Despite being essential in organizations across sectors, data scientists wrestle with the implications of writing the code that will replace their own jobs.
Coal miners will disappear in a clean energy revolution. Taxi dispatchers are being replaced by ride sharing apps. And video rental store employees lost their jobs to Netflix years ago.
History is replete with new technologies that have rendered entire occupations obsolete, turning a lost job into much more than a lost paycheque. Beyond earning a living, our careers weave into how we define ourselves as people—when an entire occupation disappears, pieces of professional and personal identity go with it.
For data scientists, this prospect creates an existential crisis. Unlike a taxi dispatcher blindsided by the rapid rise of Uber, data scientists spend their days in high demand, busy writing the code that will automate their own jobs out of existence.
“Data scientists are actually contributing to their own demise—and they are very aware of it,” says Emmanuelle Vaast, Professor of Information Systems and Associate Dean of Research at McGill University’s Desautels Faculty of Management.
“When data scientists develop Artificial Intelligence systems, they are creating programs that can conduct analysis in other contexts,” Vaast adds. “They are working to make themselves obsolete. This is something pretty unusual.”
Evolving codes of conduct
To better understand how data scientists navigate the delicate balancing act of working with digital technologies that both enable and threaten their own occupation, Vaast and Desautels Professor of Information Systems Alain Pinsonneault analyzed six years of recent blog posts and comments in an online community of data scientists.
In addition to this tension between the occupation’s persistence and its eventual obsolescence, Vaast and Pinsonneault also explored the ways that data scientists understood their occupational identity through its similarities and differences with other jobs.
“Many data scientists think about the ways that they are different from other occupations, and this has changed over time,” Vaast explains. When Vaast and Pinsonneault began their six-year observation period, data scientists defined themselves by distinguishing themselves from statisticians: statisticians use methods that have been used for centuries, while data scientists use sophisticated programming languages such as R or Python.

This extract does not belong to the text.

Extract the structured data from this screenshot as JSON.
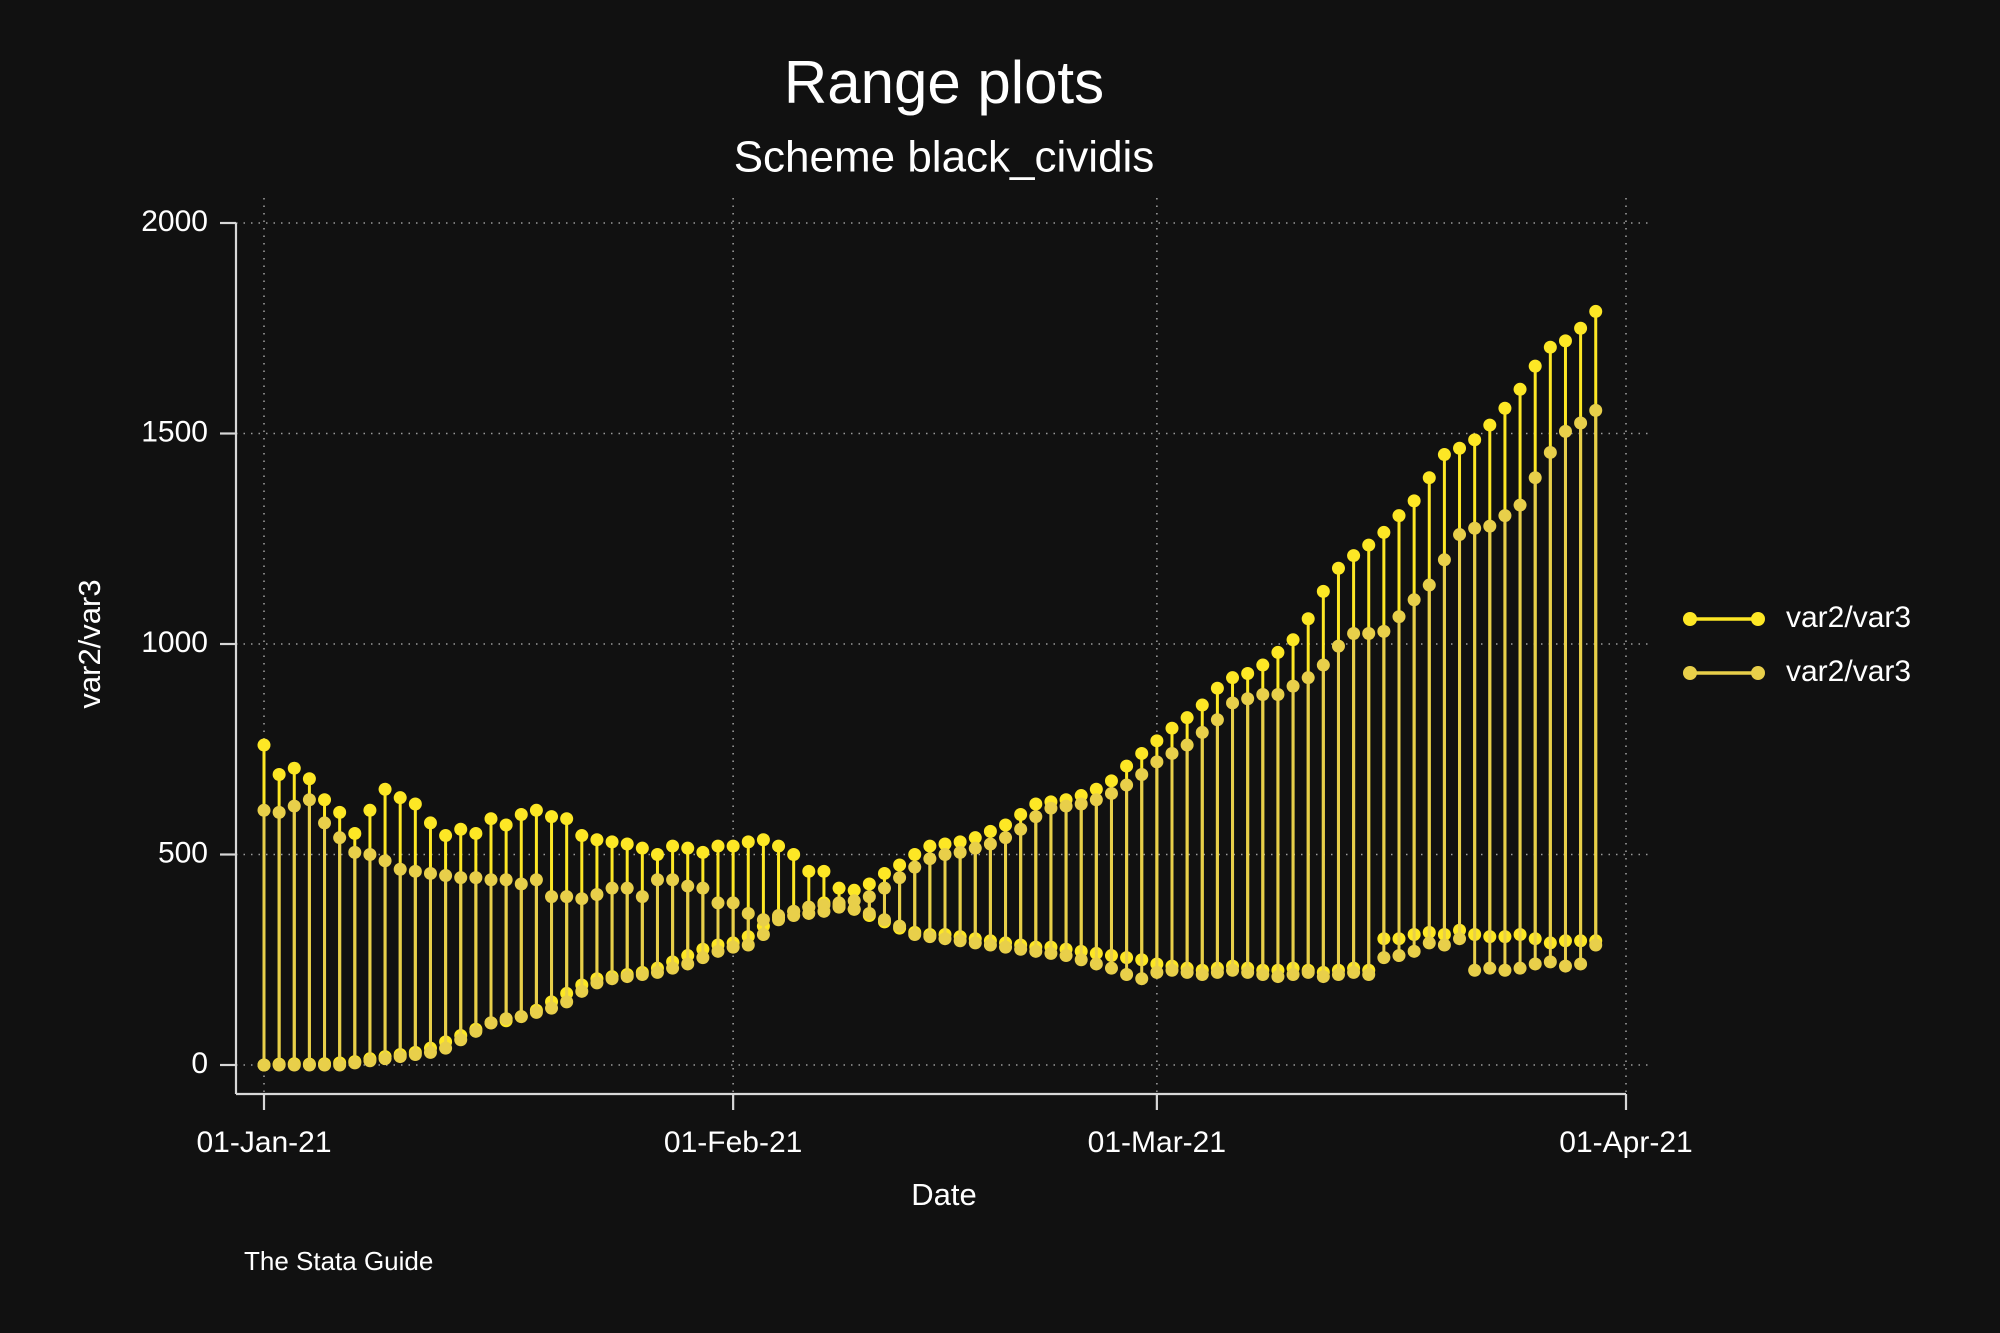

As time went on, statisticians faded into the background, and other professions became more relevant to data scientists’ occupational identity, in particular software developers. Like data scientists, software developers also actively work to eliminate their positions, developing software that has the potential to take over their roles.
Occupations on the brink
Call this phenomenon persistent extinction or continuous obsolescence, by any neologism it encompasses the liminal time when an occupation will eventually become obsolete, but for the moment continues to fill a need.
The tech sector makes for concise case studies of people who work closely with the technologies that will replace them, but Vaast believes persistent extinction also has implications beyond that sector.
“Similar processes can be observed in other occupations. In Japan, robots now assist teachers, and studies of it have shown something incredible,” Vaast points out. “A lot of young children react very well to the robots because they have cute features, and they are endlessly patient. For now, they are only assisting human teachers, but at some point, this might change.”
Digital identity transformation
Data has been compared to gold and oil, but it could also be likened to air. It is vital, generated at countless diffuse points, and so ubiquitous that people often forget it’s even there.
In the 21st century, working with data plays into many different professions, from social media manager to quantitative investment analyst to software programmer. “People in many other occupations use the same digital technologies, so that creates a pattern in which different occupations become closer to one another,” says Vaast.
We need to think about this ongoing transformation as a part of occupational identity.
That ubiquity of data-driven technologies and related roles makes it tricky to answer the question of what, exactly, makes a data scientist? Generally, data scientists are distinguished by their advanced data skills and fluency in programming languages that enable them to generate insights from large data sets and qualitative unstructured data. Yet the specific skills that they use to do their work evolve rapidly.
“Digital technologies are constantly regenerating and transforming. We need to think about this ongoing transformation as a part of occupational identity,” says Vaast. “It doesn’t only change once, but repeatedly.”
Upgrading today for the future
For aspiring data scientists, that means that an education in data science is not an end in itself. Education is only the first step on a life-long learning journey where the ability to acquire new skills is the real key to success, both for individuals and the organizations they work for.
“Whatever the data scientists of the future do, there will not be a single certification,” says Vaast. “The competencies that are needed to get a job at the entry level are just the beginning; their skills will need to be updated throughout their career.”
In an extremely competitive job market, data scientists who are most successful are those who constantly update their expertise.
“Some of this comes from formal study, and some of it comes from working with data sets and new research teams,” explains Vaast. “There are multiple ways to gain expertise, but you not only need to get that expertise, you need to maintain it. That is the tricky part.”